Dünkü yazımı tamamlayacak teorik olarak zihin açıcı olacağını umduğum bir yazımla başbaşa bırakıyorum.
En az iki asırdır, vaziyeti idare etmekle meşgulüz, idare’ye vaziyet etmekten uzağız. Hem de çok uzağız. Gün’ü kurtarmak için çırpınıp duruyoruz yalnızca. Bilmiyoruz ki, biz gün’ü kurtarmak için çırpınıp durdukça, geleceği kaybediyoruz, batıyoruz, yok olmanın eşiğine sürükleniyoruz…
Çok mu “sert” oldu bu giriş yazıya?
İyi de, vaziyet çok sert, çok tedirgin edici, öyle değil mi: Gün›ü kurtaralım derken, geleceği kaçırıyoruz. Gün›ü kurtarma savaşı verdikçe, geleceği kaybediyoruz, kendi ellerimizle yok ediyoruz geleceği/mizi.
GELECEĞİ GETİRECEK ÇOK YÖNLÜ BİR GELECEK TASAVVURU…

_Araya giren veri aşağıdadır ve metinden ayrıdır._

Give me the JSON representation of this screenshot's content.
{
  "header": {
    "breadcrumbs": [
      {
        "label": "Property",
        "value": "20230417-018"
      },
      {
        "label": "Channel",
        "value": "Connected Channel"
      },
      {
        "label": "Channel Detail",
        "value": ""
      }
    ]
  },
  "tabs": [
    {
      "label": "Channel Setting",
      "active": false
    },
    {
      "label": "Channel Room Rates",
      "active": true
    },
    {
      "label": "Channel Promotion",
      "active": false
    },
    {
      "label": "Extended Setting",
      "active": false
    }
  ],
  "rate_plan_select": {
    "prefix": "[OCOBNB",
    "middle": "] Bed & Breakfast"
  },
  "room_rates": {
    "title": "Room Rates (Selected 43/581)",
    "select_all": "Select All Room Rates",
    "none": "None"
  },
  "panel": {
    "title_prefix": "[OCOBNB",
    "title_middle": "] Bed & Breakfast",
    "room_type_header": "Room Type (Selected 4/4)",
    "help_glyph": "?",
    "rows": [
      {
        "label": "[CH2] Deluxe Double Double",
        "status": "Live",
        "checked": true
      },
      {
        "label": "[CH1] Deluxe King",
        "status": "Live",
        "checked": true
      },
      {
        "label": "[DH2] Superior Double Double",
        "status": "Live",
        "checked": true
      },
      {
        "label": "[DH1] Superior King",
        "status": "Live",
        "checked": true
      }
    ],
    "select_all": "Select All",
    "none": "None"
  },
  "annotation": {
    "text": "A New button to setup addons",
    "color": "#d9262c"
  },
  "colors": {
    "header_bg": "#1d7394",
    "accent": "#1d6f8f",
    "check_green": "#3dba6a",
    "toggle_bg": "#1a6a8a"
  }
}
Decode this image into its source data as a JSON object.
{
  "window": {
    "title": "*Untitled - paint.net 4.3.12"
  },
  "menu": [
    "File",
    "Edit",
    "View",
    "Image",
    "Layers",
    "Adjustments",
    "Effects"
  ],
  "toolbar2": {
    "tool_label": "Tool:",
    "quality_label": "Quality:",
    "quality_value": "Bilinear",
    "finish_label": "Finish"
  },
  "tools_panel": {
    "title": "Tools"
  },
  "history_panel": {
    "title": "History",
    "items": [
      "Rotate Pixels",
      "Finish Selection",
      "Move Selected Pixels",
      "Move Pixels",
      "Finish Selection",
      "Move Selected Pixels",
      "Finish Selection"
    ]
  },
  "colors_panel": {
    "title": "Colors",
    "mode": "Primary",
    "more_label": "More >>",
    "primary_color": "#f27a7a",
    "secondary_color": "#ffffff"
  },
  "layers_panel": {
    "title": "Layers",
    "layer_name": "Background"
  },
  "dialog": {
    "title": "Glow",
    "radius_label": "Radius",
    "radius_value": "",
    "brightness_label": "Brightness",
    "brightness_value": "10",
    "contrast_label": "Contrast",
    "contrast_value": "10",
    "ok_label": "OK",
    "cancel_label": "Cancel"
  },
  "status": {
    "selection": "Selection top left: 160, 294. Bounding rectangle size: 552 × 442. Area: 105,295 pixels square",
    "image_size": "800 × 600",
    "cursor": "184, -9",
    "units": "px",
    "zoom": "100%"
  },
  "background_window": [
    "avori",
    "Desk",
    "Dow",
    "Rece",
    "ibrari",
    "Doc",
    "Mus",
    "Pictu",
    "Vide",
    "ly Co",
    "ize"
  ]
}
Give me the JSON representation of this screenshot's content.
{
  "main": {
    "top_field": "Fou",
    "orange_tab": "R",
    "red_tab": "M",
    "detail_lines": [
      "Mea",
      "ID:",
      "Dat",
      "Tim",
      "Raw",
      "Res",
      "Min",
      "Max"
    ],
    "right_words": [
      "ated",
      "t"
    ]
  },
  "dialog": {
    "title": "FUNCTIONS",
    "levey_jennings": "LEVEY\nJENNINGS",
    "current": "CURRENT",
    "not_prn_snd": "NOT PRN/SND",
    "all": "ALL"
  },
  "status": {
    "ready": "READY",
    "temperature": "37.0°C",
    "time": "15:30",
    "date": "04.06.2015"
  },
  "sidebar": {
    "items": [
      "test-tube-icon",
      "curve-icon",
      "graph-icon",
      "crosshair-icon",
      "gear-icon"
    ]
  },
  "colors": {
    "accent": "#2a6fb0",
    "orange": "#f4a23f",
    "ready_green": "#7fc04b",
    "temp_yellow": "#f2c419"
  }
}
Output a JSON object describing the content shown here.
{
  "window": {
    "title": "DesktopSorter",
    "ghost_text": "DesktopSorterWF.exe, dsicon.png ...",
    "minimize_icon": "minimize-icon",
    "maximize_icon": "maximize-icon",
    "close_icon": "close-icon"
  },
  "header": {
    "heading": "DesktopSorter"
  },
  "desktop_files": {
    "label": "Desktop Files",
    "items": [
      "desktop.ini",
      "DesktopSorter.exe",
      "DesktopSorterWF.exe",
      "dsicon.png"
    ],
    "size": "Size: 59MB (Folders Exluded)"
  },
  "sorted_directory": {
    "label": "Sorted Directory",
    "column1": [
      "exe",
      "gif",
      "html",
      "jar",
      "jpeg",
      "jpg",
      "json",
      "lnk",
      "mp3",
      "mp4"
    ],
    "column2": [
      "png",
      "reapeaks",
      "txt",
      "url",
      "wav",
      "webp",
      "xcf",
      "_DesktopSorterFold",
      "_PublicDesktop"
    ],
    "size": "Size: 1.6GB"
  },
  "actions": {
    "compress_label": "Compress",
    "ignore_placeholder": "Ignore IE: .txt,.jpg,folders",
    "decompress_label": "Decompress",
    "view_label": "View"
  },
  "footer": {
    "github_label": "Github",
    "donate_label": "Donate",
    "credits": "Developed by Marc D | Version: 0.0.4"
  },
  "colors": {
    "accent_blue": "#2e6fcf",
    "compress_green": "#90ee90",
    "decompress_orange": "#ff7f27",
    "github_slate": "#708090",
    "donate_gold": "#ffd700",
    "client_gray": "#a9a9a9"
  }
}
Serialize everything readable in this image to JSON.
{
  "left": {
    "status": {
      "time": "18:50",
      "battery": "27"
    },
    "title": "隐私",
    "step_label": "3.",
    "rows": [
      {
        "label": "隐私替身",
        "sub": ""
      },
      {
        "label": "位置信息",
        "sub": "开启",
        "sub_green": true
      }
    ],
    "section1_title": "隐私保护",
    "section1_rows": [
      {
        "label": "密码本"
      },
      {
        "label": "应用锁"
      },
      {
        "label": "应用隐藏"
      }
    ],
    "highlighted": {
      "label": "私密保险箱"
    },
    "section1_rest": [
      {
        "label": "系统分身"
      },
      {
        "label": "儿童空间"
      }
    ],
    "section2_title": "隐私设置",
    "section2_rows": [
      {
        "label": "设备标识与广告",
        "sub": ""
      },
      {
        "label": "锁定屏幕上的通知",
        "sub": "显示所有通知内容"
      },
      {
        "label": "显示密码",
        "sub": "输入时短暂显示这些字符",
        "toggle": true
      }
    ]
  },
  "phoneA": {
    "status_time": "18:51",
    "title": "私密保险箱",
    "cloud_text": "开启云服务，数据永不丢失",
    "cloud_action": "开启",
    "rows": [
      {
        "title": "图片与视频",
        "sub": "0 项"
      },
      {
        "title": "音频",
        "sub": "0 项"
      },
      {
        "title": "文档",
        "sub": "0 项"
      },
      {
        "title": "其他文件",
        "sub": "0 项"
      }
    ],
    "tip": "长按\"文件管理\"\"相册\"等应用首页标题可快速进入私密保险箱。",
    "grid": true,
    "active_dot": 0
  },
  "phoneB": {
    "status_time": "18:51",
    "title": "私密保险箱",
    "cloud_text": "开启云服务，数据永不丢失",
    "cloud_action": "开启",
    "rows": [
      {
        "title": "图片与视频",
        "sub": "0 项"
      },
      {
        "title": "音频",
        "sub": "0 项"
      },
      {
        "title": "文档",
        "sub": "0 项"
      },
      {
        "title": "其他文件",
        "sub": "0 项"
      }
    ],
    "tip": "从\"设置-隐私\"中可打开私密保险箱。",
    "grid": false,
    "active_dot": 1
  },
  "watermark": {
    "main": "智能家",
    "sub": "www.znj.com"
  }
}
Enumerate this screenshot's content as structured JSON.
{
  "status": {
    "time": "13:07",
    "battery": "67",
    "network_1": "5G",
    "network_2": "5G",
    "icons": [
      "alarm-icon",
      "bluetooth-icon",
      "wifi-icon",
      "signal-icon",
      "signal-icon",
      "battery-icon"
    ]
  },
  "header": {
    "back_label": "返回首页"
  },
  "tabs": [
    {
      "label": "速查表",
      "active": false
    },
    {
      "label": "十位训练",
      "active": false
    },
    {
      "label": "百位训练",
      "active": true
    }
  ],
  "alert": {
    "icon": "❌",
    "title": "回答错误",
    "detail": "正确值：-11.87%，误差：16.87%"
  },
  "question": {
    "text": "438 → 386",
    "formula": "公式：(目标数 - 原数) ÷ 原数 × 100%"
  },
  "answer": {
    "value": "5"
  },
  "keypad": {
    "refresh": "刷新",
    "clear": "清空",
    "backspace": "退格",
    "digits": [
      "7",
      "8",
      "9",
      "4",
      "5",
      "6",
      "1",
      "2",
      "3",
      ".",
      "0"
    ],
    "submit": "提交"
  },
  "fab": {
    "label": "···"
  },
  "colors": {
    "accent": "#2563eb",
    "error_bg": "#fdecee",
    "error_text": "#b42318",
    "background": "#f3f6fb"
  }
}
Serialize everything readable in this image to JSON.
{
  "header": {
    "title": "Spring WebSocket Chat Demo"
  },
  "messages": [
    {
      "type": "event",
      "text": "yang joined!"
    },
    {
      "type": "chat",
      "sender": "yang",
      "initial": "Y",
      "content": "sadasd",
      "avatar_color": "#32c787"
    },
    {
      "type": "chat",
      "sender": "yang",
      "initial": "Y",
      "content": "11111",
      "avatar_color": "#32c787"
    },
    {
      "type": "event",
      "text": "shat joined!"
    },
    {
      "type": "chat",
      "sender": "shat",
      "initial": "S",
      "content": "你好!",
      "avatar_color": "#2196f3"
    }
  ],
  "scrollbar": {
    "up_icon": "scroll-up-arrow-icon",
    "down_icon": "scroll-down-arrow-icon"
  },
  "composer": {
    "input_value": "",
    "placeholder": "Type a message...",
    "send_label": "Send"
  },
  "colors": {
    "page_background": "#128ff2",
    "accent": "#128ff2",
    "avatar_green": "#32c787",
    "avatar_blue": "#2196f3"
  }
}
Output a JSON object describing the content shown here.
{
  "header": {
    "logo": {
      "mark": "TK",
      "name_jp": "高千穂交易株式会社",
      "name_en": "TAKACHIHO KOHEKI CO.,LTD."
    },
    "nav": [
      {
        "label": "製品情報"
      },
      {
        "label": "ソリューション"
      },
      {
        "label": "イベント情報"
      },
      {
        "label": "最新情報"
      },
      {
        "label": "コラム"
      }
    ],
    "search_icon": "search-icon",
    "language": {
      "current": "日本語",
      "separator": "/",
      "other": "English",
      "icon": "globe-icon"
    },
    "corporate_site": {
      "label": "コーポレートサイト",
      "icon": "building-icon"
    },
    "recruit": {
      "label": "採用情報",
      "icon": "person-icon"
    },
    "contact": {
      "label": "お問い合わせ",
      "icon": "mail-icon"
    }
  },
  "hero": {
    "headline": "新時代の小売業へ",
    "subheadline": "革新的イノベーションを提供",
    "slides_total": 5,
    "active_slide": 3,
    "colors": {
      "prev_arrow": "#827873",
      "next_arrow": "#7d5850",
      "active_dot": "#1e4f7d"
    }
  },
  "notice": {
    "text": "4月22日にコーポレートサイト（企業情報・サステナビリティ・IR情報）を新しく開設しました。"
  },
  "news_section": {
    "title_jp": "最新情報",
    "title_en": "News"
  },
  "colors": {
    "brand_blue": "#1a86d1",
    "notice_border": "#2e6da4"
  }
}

Gelecek tasavvuru geliştiremezseniz, geçmişinizi de koruyamazsınız, bugününüzü de kaybedersiniz. Dün’ün yaşaması, geleceğe uzanacak bir ufuk sunmasına bağlı. Bugün’ün sadece bugünden ibaret olmaması ise, geçmişle gelecek arasında uzanmasına, uzanabilmesine.